After we arrived at Bagram, my Kandahar team got on the waiting list for the next flight out to Kandahar. Those going on to Kabul stayed long enough to get our SAPI plates-- the bullet resistant ceramic plates that go in our Kevlar vests, and to eat before we headed out.

We traveled in three Toyota Land Cruisers on the one our drive to Kabul. It was a very stressful drive, but I think the unit we were replacing made it much more stressful than it needed to be. Maybe some kind of 'initiation' :-) They drove very fast, cut people off, drove into oncoming traffic, went fast over speed bumps and pot holes, and generally were very stressed during the hole drive.

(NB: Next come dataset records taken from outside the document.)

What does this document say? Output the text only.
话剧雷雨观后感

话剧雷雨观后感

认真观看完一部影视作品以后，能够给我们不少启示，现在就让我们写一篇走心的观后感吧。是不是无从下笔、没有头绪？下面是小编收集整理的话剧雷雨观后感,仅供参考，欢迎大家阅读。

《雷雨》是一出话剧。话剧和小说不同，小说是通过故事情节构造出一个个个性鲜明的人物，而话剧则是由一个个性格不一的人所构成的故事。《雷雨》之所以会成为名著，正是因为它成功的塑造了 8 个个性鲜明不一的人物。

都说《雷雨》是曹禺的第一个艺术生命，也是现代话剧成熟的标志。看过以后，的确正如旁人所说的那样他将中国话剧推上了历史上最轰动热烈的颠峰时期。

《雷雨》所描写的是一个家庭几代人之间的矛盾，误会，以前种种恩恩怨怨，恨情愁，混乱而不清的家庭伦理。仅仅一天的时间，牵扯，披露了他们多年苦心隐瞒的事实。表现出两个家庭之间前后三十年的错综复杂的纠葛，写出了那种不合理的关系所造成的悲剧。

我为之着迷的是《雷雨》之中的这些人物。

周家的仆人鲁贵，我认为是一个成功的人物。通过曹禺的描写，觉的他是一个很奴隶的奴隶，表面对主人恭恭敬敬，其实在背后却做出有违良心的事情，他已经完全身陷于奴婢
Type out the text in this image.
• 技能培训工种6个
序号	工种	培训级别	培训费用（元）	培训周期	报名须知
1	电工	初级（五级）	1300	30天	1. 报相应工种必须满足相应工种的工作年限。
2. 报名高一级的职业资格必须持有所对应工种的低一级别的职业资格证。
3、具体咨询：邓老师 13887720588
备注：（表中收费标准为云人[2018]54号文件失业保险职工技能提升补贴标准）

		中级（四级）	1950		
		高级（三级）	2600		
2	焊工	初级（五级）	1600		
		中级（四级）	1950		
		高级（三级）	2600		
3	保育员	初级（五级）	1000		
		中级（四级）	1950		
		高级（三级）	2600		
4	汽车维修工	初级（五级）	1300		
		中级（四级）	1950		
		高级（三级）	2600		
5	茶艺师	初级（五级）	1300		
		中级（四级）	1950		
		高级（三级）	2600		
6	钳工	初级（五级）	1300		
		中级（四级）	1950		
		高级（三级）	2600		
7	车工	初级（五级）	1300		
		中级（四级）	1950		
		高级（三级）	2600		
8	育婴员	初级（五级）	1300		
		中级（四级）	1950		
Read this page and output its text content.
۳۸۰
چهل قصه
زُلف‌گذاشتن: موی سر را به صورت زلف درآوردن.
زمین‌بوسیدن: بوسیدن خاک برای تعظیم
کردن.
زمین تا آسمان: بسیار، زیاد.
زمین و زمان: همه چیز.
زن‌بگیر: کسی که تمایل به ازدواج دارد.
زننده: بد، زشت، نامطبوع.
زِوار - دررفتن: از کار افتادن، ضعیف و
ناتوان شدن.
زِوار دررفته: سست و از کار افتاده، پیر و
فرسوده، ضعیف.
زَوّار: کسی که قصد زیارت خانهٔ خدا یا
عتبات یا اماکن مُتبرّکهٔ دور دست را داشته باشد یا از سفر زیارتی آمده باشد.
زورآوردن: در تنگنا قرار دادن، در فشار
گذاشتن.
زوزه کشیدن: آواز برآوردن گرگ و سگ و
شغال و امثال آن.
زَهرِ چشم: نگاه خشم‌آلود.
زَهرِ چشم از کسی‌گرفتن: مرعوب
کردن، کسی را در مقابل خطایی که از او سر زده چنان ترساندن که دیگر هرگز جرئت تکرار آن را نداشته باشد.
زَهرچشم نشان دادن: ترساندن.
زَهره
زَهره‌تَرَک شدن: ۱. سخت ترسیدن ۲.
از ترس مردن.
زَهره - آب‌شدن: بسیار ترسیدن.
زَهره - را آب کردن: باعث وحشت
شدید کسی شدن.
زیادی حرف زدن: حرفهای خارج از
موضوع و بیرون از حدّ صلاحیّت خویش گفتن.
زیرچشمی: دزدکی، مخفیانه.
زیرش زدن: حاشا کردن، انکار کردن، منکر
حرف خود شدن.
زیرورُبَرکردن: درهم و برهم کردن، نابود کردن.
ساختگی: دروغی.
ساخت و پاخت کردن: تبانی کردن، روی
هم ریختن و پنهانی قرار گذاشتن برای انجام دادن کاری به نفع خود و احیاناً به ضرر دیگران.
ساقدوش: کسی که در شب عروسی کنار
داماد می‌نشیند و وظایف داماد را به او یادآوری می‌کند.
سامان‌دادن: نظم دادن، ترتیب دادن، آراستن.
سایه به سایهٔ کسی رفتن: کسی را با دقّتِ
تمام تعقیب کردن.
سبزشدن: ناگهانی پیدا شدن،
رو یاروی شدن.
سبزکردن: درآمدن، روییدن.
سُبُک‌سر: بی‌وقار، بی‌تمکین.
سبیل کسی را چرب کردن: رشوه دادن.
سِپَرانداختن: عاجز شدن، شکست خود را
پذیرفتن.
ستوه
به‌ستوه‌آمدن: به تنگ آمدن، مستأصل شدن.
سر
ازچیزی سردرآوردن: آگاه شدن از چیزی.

It was very tiring even for a passenger on the one hour drive.

12 May

Today we helped run the International Security Assistance Force (ISAF) press conference. It was naturally on the ISAF compound about five minutes away from ours. However, on this day there was a big protest that caused traffic jams. This made us very late. Apparently, the Afghan government had just laid off about 2000 workers-- the workers were very upset.

The Italians were manning the front gate. A Polish officer served as ISAF's spokesperson, and our CFC-A spokesperson sat next to him. We provided a female at the gate to search female journalists, escorts to walk the journalists from the gate to the press conference, and we helped setup the room. We also video taped the conference and later published a transcription of the conference internally.

each spokesperson make an opening statement and answered questions from over fifty media. ALL the questions were for our spokesperson and were about our treatment of persons under control (PUCs).

Later in the day some of us went for a orientation drive through the city. Most everyone waved at us. One feminine looking young Afghan man even blew me a kiss! I guess it was 'man-love Thursday'. The guys we replaced said on Thursday many men here spend a lot of time holding hands, etc. I'm not sure yet whether there's a large homosexual population here or if it's just their culture. Probably the latter. Gays were oppressed and killed under the Taliban, so now that the Taliban are gone from the city they might be experiencing a renaissance of sorts.

We drove to the Hotel Intercontinental, which is on top of a small mountain in the middle of the city. From there we had a panoramic view of Kabul. It's amazing how big it is. Not many tall buildings, but lots of small ones tightly spaced and reaching for as far as you can see except for where they but up against the mountains.